I’ve trained as a scientist, one of those that first discover things in the lab, but for the last 7 years I have been working with patient organizations. I have been able to witness (and join!) a true revolution in the way we discover medicines, with patients and patient groups taking a leading role from the very beginning. The field of rare diseases, where each disease affects only hundreds or thousands of patients world-wide, is leading this revolution.
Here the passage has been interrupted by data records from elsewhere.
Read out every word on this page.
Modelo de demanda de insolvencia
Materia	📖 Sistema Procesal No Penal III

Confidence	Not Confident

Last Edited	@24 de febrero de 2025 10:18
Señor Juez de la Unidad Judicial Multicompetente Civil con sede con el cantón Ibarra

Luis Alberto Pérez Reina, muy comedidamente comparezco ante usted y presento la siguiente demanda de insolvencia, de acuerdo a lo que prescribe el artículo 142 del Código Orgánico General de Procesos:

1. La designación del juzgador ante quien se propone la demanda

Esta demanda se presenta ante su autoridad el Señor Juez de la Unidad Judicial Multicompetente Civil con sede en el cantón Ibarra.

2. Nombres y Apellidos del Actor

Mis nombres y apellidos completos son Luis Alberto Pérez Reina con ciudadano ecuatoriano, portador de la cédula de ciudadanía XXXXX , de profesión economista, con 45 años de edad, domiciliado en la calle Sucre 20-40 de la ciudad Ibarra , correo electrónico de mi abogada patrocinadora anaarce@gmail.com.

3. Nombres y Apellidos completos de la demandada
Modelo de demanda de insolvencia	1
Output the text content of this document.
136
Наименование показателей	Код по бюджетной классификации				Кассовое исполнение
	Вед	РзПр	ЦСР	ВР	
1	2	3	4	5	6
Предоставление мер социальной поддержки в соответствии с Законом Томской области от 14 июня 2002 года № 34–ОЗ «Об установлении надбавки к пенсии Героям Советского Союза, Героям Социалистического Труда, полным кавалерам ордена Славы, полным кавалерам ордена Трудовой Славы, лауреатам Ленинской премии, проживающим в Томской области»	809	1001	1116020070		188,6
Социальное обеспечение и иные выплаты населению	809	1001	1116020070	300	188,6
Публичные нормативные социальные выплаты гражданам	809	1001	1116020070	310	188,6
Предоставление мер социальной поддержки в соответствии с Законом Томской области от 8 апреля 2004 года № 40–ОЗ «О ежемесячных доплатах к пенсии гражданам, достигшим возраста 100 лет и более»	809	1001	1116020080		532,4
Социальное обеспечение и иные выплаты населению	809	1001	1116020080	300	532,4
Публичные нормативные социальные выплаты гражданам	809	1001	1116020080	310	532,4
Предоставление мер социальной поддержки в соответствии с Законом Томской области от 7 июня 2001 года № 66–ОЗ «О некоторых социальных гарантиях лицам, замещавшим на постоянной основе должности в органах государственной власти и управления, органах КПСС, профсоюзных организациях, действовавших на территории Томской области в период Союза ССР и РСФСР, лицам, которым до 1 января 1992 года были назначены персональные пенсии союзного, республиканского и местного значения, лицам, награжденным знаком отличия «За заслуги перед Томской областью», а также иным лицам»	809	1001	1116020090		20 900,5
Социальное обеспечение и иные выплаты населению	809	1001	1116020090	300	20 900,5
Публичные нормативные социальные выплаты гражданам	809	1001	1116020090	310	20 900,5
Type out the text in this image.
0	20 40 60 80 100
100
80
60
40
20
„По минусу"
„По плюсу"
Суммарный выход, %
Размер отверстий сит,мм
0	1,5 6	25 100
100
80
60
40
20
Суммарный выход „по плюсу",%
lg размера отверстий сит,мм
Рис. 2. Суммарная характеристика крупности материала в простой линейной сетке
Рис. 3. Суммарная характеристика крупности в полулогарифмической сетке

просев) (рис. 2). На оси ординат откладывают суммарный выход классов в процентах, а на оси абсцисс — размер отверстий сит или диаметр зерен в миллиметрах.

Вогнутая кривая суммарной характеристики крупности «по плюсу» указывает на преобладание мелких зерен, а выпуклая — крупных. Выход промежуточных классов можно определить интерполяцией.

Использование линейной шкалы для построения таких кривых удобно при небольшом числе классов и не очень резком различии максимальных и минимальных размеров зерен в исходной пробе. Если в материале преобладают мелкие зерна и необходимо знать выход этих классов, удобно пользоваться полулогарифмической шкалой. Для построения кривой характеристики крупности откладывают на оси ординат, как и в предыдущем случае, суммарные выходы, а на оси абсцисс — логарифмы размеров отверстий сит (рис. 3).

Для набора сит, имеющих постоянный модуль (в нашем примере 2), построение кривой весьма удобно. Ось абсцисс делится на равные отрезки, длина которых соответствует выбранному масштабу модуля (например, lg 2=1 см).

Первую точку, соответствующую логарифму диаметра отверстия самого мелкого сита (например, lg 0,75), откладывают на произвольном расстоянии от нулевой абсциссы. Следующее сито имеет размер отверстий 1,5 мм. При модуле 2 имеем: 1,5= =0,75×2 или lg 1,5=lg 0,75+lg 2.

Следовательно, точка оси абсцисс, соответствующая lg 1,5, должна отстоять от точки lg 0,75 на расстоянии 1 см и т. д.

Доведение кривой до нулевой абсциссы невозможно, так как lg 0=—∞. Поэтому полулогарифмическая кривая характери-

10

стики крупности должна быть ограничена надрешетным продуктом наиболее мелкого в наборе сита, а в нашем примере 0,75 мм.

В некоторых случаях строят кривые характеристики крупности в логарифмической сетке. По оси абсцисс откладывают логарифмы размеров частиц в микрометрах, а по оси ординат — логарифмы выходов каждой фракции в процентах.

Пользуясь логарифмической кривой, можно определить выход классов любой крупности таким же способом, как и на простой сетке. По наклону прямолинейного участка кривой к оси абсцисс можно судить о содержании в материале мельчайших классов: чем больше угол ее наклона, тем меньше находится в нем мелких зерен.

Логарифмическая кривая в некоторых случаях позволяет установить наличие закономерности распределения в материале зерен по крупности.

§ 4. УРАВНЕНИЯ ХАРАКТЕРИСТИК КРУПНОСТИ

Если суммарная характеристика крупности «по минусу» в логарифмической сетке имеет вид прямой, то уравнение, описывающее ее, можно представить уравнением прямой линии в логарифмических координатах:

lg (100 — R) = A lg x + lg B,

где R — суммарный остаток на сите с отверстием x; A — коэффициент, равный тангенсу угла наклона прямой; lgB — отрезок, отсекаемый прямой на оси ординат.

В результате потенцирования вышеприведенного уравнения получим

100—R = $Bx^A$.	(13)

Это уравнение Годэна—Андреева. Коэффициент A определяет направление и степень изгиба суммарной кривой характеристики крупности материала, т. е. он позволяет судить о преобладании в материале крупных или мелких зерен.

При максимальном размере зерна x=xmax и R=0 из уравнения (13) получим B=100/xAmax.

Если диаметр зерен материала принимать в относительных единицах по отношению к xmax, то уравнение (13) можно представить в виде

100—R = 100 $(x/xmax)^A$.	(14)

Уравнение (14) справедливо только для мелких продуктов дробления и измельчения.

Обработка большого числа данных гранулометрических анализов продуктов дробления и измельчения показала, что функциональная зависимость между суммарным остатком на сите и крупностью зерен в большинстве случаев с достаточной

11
Their diseases were once orphan to medicine, too rare to receive sufficient attention and investment to move the needle. Today patients take ownership of their research fields, and move the needle themselves. They have become the center of the network and the expert in the room. They are impatient, not wanting to wait for pharma to take an interest in their disease. They are impatient patients and are leading an impatient revolution. 

A keyword that has become mainstream in these recent years is “patient engagement”, with companies wanting to reach out to patient groups but not sure of what patient engagement would actually involve, what best practices apply, or how they can measure the value of those interactions. The industry is following the patients in this revolution, and learning from them. 

I published a free eBook in February of 2017 called the #ImpatientRevolution that summarizes much of my learnings as a scientist working with rare disease patient organizations. It is written with the impatient patients in mind, and talks about how drug discovery works, what they can do to advance research from a patient organization, and how they can engage with the pharmaceutical industry. That´s right, there is much to say about “corporate engagement” as well. 

Over the past two years I’ve found myself in many conversations with groups of patients and caregivers that were just starting an organization and wanted to know the best way to do that. The eBook has been a very useful reference in all of these cases, but there is more content and more topics that are not necessarily fully covered in #ImpatientRevolution. 

To give me the flexibility to keep adding new content that will serve as a reference for many future conversations, I have decided to start a series of articles called the Impatient Series, and publish them here under Dracaena Report. 

Some of the topics I want to include are:

• What patient organizations mean when they say they are doing research (different formats that I’ve seen, when to choose one or another)

• What patient organizations can do to advance preclinical research, even before the pharma industry gets interested in their disease.

• How to make research funding decisions (different formats, when to choose one or another)

• How to evaluate and track projects to make sure your money is well-spent.

• What makes pharma companies choose one disease vs another one.

• What are the types of drugs that could treat rare diseases and what research is needed for each of them.

• Working with the pharma industry: NDAs, trust and more.

I also want to address a tricky topic that often comes up when a new patient group finds me and asks me for advice. Their questions are usually followed by “can we hire you to guide our research efforts?” and my answer is invariable no, I can give you some strategic advice but you need to find someone else (I´m only one person with 24 hours in each day). This is usually followed by “where can I find another scientist that could work with us?” and I don’t have an easy answer for that. We are not talking about your usual scientific advisor that remains comfortably seated in their academic chair, but about finding a scientist with the knowledge and entrepreneurial instinct that patient groups need and who is willing to roll up their sleeves and step inside the world of patient organizations. 

But I think there is a solution for this because in the last 12 months I’ve started to also come across the reverse situation, scientists who approach me to ask if I think working for a patient group would be good for them and how to find a good patient group. So I am very excited to be adding some new topics to these series that were never covered in the original #ImpatientRevolution Book:

• How do I find a scientist that could work with our patient organization.

• For scientists: what to consider if you think you might want to work with a patient organization.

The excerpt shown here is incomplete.